The first thing wrong with this form, is that every field on it is important and needs to be filled out, but none of the fields on the form are required.  By making all of the fields required, you prevent the user from only filling out part of the form and leaving out crucial info, such as a delivery address or payment info.

Second, we have the address field.  It looks fine at first glance, but there’s a country list available.  That’s fine, but other countries don’t necessarily have states and zip codes.  We can’t make that field required while requesting info that every person might not have, so that field needs to be edited to be more international-friendly.  In Formstack, you’d edit that address field and choose the “Other” format instead of “U.S.” format.

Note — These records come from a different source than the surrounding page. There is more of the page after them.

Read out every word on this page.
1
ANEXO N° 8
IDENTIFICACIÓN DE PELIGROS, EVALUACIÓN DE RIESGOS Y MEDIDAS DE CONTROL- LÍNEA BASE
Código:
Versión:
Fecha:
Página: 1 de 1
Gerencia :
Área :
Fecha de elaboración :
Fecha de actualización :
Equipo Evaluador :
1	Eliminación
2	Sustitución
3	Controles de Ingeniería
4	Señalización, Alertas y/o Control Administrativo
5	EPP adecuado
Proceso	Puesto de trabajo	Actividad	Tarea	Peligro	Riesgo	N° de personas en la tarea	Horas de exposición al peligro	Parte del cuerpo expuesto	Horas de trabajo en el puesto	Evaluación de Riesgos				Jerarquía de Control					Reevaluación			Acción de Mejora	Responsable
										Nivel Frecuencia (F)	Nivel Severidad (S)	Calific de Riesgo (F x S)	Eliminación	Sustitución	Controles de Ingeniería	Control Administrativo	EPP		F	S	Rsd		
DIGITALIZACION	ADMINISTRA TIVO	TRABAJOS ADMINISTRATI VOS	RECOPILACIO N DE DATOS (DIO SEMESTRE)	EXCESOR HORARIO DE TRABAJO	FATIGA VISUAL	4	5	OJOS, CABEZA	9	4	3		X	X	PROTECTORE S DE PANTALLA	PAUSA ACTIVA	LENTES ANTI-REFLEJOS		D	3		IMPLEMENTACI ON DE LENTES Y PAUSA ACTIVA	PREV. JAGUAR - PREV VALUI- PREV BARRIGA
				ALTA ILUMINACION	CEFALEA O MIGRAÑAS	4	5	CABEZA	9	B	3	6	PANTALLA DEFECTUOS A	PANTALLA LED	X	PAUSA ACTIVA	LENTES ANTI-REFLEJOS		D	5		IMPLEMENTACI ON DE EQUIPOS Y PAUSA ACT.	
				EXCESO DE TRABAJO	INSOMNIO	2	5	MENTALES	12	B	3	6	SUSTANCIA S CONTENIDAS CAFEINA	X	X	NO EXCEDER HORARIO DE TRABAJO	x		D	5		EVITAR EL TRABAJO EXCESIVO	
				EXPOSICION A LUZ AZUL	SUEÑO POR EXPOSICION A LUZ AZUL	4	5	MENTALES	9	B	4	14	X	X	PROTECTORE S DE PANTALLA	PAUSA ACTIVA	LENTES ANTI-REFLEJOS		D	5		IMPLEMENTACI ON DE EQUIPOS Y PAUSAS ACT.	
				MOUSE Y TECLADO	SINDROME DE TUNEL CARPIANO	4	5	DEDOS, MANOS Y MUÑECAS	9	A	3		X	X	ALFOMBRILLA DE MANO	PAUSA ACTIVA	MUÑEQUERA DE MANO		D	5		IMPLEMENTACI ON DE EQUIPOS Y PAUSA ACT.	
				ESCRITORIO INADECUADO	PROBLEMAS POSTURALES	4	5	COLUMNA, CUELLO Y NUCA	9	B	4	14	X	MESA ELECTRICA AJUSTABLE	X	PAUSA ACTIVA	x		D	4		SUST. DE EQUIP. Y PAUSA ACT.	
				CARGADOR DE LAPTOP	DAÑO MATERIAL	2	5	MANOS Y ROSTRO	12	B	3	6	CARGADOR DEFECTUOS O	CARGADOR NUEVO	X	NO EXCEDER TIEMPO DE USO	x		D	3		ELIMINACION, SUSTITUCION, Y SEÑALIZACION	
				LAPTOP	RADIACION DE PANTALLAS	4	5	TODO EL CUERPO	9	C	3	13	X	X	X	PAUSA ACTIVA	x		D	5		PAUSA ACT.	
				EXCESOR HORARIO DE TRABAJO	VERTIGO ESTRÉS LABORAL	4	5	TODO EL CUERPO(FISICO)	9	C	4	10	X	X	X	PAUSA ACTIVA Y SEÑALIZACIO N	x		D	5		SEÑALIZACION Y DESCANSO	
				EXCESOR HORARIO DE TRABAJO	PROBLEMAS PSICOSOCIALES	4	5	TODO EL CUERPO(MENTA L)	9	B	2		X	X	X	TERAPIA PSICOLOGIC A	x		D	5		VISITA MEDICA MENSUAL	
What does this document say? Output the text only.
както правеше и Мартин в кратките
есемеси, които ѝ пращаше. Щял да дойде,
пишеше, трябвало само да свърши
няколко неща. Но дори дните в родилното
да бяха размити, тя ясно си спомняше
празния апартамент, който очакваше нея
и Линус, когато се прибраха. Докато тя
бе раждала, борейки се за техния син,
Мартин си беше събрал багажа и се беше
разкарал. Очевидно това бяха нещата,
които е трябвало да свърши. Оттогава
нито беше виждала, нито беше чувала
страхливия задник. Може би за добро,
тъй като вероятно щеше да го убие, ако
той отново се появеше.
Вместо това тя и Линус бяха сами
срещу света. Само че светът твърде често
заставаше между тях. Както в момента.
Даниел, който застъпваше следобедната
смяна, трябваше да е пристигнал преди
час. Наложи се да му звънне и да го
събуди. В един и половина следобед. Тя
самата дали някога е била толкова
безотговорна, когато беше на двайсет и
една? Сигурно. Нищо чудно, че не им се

The e-mail field is fine, except it needs to be required like all of the other fields on the form.

The “How many copies of my book do you want?” field is just a short answer field that will let the user type in anything they want.  They could type in letters, numbers or gibberish here.  Instead of using a short answer field, it would probably be better to use a select list field here and give the user a set list of numbers to choose from for quantity, in order to prevent any user errors.

This goes double for the “How much do you owe ($12 per copy)?” field.  We don’t want to ask the user to do math, as it’s just another opportunity for them to make a mistake.  Instead, we would want to use a calculating form field to display a total for them based on the quantity they chose on the previous field.

It’s hard to tell just from looking, but the credit card field on this form is just a short answer field.  It has none of the security features that a Formstack credit card field has.  This form doesn’t use SSL, data encryption or PGP, so any credit card numbers submitted through this form would not be secure.

Finally, the credit card expiration date field here is also just a short answer field, allowing for user error when inputting the date.  Instead, it would be best to use a date/time field to guarantee the date is submitted in the correct format.

Keeping all these suggestions in mind, here’s the same form with all the proper changes made:


Click here to see an example of a good order form.

Other things that you would want to avoid on order forms are captchas (Why lose a sale because someone has trouble filling out a security code?) and excessive fields that ask for additional info not related to the purchase.  All marketers are tempted to glean as much info as possible from the person filling out the form, but if you make the form too long by asking for additional info, you may lose the sale in the process.  A better idea might be to follow-up after the purchase with a survey sent out to all of your customers.

There are other important matters to consider when building an order form, such as design and sales text, that will affect conversions, but keeping the form short and easy to fill out is probably the most important thing to keep in mind when building an order form.